The Business Council strongly opposes this legislation, which would mandate awards in cases former employees with partial disabilities who have voluntarily withdrawn from the labor market and simply enrolled in one of the Department of Labor's reemployment services, One-Stop Career Centers, retraining programs, rehabilitation program by VESID or other board approved rehabilitation programs, job services or for full time attendance in an educational institution. The bill in effect eliminates long-standing legal precedent that recognizes that the issue of wage-loss is case-specific and should be a factual determination by the Board. This removal of fact-based discretion will raise comp system costs and create a new avenue for those who have voluntarily left employment and not returned to work but may now reopen cases and collect payments.

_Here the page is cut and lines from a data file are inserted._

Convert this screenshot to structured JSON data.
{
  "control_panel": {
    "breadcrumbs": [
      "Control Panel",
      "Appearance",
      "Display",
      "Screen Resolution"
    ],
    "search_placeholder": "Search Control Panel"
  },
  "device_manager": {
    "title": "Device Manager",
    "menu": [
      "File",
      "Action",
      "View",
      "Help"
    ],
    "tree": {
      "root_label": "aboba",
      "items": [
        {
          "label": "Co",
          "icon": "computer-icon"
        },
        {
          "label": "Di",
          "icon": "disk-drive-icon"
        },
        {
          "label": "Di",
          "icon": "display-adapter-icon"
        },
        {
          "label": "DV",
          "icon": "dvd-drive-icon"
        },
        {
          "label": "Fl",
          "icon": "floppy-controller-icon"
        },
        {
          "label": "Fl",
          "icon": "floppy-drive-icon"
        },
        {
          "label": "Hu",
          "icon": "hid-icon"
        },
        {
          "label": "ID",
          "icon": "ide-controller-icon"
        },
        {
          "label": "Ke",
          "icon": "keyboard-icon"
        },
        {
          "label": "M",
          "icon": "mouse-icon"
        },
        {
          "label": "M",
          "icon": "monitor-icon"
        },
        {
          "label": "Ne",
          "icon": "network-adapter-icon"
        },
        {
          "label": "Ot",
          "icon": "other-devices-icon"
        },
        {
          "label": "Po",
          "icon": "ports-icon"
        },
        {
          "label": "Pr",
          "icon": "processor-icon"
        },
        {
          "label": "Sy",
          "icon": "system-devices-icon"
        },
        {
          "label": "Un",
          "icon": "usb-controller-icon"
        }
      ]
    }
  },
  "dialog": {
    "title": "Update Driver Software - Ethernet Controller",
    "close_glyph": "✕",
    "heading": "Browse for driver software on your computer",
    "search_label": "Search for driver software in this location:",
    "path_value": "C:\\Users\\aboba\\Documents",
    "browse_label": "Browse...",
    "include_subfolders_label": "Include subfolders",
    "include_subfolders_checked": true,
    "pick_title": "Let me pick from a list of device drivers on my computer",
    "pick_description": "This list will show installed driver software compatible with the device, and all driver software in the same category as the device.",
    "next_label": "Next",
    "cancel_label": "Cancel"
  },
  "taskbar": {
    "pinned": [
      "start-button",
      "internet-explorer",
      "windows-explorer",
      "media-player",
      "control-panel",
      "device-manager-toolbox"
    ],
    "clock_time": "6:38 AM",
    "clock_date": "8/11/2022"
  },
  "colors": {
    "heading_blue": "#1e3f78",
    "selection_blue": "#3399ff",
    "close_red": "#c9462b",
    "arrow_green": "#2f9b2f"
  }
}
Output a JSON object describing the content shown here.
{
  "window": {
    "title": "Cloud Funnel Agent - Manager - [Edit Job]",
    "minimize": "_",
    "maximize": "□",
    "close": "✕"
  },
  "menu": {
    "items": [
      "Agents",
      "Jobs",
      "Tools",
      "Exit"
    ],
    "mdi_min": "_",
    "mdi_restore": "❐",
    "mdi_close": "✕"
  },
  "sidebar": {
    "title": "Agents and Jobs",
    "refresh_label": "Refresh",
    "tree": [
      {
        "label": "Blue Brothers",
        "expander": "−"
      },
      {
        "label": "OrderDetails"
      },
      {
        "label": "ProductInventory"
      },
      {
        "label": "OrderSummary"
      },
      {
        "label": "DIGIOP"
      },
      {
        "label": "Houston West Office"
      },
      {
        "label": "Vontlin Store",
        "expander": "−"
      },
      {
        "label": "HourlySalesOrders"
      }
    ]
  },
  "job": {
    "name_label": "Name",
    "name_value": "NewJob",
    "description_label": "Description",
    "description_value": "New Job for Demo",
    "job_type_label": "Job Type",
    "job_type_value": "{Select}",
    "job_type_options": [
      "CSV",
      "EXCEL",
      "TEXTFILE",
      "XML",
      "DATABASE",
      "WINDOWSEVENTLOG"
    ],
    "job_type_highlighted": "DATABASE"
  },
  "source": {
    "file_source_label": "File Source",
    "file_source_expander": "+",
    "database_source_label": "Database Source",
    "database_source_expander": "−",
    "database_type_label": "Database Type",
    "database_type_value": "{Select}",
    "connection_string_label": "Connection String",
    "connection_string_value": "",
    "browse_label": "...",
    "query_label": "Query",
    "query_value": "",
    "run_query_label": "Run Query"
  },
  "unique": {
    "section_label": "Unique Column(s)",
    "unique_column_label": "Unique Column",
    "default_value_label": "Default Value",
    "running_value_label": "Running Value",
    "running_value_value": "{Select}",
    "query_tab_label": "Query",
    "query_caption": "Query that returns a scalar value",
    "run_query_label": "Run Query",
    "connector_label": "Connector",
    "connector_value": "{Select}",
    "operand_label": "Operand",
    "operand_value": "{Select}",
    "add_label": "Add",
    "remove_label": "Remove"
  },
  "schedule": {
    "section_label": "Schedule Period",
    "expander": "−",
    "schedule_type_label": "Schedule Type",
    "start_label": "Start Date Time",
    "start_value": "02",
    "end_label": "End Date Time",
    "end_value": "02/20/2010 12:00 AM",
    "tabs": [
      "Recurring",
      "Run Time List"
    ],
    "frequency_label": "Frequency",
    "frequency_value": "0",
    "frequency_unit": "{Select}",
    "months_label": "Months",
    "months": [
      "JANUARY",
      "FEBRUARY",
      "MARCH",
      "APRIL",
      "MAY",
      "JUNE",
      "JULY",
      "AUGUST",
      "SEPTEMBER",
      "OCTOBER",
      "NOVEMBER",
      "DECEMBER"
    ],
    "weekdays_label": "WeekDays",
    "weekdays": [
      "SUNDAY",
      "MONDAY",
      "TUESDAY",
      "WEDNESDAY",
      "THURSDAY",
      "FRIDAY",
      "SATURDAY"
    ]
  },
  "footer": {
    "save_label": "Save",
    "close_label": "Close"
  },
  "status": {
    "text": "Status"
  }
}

The bill is an attempt to undo the holding of the Court of Appeals in the Matter of Zamora v. New York Neurologic. Zamora, consistent with longstanding case law, rejected the claim that a permanent partially disabled claimant is entitled to a presumption of causally related wage loss (meaning that the disability is not cause of wage loss). Under this decision and current law, the Board may make an inference of wage loss but not a presumption. The Court of Appeals recognized that there are important and relevant factual determinations to be made by the Board and that it may determine that there is no finding of wage loss at all, based on the circumstances of the case.
This bill would completely undermine an employer's defense in a wage-loss hearing and totally remove the Board's key role as a fact-finding authority by creating a presumption against any voluntary withdrawal defense. Additionally with automatic awards given in the event that a claimant participated, even nominally, in a variety of programs, would create a wave of new re-opened claims, and place significant new costs on an already over-burdened, employer-funded system.
This legislation would severely disrupt any attempt to control the costs of New York's comp system by undercutting Board discretion. It would ultimately result in serious program cost increases.
For these reasons The Business Council respectfully opposes the enactment of S.5294 (Savino) / A.7961 (Heastie).